E envolvido pela secreção agridoce.

Que hidrata. 

Que lambuza.

Que enlouquece!

quinta-feira, 2 de abril de 2026

Cereja & Leite Condensado: Pecado de Quinta!




Pega.

Apalpa

Saliva.

Esfrega.

Chega.

Senta.

Olha.

Bebe.

Engole.

Degusta.

Repete tudo!

Delicinha sabor cereja...

Com leite condensado! 

Pecado de quinta!...


quinta-feira, 26 de fevereiro de 2026

Sabores & Sensações: Prazeres Inenarráveis!




Manhã bonita.

Céu da cor dos meus olhos, azuis.

Perfume de rosas vermelhas.

Uma brisa boa na janela, da sacada.

Décimo segundo andar.

E eu observo lá embaixo a vida acelerada.

Aqui, uma camisa de algodão e abotoaduras  de madre pérola.

Um colar de ouro tipo gargantilha.

Com pingente de árvore da vida.

E uma vida bastante agitada.

Cheia de  mimos, mensagens e esperas.

Um trabalho formal.

E uma renda extra, madrugada adentro.

Gosto de variar o cardápio, às vezes.

Indo de uma saladinha com limão e sal 

A um banquete com morangos e chantilly.

Regados a um bom espumante francês.

Uma balinha de doce de leite no canto da boca.

É um sabor agridoce para complementar o paladar.

Achar que eu vou te devorar?

Talvez.

Tudo depende da minha insanidade.

Posso ser boa moça ou perversa ao extremo.

O que denota a escolha é a intensidade.

Sou intensa.

Cheia de manias bobas e coragens absurdas.

Sou do fazer, do querer e do agora!

Chora quem pode.

Obedece quem me satisfaz!

Capaz mesmo que seja um ou outro 

A cruzar a linha de chegada 

No quesito satisfação!

Paixão?

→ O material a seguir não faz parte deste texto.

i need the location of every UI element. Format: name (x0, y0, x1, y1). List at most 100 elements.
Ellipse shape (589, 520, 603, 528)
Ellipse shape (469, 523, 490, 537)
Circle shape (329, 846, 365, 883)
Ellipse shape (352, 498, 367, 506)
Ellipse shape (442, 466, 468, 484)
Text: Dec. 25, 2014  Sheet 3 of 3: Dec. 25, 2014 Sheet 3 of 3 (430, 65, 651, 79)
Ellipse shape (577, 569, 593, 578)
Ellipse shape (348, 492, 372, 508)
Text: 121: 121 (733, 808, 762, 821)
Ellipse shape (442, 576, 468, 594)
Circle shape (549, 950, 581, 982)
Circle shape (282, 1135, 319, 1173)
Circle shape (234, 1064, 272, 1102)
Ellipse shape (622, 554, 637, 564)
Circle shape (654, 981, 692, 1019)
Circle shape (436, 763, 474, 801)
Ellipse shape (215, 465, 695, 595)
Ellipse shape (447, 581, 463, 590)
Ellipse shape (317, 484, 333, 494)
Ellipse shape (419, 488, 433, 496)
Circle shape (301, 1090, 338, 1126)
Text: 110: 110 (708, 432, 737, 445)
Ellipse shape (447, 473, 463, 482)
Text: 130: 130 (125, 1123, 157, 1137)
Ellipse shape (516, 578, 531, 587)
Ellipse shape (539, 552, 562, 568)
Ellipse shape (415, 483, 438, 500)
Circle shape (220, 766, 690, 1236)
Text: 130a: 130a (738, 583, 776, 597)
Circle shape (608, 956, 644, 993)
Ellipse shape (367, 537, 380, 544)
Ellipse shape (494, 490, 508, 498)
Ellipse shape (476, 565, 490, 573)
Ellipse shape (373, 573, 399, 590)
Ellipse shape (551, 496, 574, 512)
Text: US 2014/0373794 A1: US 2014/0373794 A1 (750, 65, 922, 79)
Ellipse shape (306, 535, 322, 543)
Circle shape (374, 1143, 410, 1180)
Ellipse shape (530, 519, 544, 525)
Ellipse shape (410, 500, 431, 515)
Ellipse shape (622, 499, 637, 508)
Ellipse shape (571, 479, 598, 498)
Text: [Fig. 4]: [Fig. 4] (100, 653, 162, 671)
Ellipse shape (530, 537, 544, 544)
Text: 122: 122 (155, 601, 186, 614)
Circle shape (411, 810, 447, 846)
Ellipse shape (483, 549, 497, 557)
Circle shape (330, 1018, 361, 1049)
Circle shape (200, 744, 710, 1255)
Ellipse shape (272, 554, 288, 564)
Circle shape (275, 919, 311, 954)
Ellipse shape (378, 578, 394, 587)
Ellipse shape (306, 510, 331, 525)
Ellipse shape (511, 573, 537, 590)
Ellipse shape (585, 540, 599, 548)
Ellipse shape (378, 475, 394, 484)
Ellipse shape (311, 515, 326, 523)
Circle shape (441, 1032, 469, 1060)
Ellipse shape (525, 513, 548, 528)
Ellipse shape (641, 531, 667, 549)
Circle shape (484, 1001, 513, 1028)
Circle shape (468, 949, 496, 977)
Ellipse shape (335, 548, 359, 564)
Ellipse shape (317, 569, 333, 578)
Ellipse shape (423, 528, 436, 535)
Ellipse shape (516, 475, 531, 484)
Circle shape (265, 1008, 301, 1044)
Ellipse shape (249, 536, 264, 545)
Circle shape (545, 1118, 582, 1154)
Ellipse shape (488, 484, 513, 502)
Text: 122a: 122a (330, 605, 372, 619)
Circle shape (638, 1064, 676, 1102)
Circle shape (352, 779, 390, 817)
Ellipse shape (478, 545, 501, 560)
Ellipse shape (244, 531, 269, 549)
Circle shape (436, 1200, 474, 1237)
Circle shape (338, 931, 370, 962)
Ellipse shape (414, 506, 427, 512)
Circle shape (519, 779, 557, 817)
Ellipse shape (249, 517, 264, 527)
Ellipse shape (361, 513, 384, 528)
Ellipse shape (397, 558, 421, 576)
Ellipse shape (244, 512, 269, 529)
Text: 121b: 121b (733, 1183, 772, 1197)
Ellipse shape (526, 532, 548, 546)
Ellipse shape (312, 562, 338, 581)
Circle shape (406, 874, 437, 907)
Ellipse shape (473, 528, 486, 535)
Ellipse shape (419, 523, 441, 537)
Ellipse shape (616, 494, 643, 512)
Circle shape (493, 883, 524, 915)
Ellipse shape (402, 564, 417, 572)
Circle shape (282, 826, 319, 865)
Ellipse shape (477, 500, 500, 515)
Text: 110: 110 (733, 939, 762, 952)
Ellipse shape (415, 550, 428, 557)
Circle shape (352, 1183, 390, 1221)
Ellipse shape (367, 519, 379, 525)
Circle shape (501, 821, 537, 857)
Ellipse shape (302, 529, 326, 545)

Não tenho!

Não cultivo sentimentos por ninguém, além do Boris.

Meu felino siamês de olhos também azuis.

Mia ele, mio eu. 

Um ronronar de gata no cio, manhosa.

Uma ferocidade que se transforma ao apagar das luzes da sala.

Gosto de estimular minha criatividade e imaginação.

E, por vezes, o beiral da sacada se faz testemunha 

Da estripulia da nudez.

Ou semi despir do corpo.

Deixando à mostra parte do que eu ofereço.

Sou das vontades.

Das maldades.

Das notas postas sobre a mesinha de centro,

Antes do bater da porta.

Não me despeço.

Odeio despedidas.

Sussurro um breve balbucio, instigando o retorno.

O cartão de visitas tem algo que convida por si só. 

Dentes vampirescos. 

E uma boca com batom vermelho.

O telefone e duas gotas do meu perfume favorito.

Acredito ser o suficiente.

Há cliente toda noite.

Porque durante o dia,

O caos da vida adulta impede o prazer.

Fazer o quê, não é mesmo?

Nem tudo acaba sendo como deveria.

Só queria que fosse!

Afinal, quem não gosta de saborear o bom da vida?

Sabores e sensações: prazeres inenarráveis!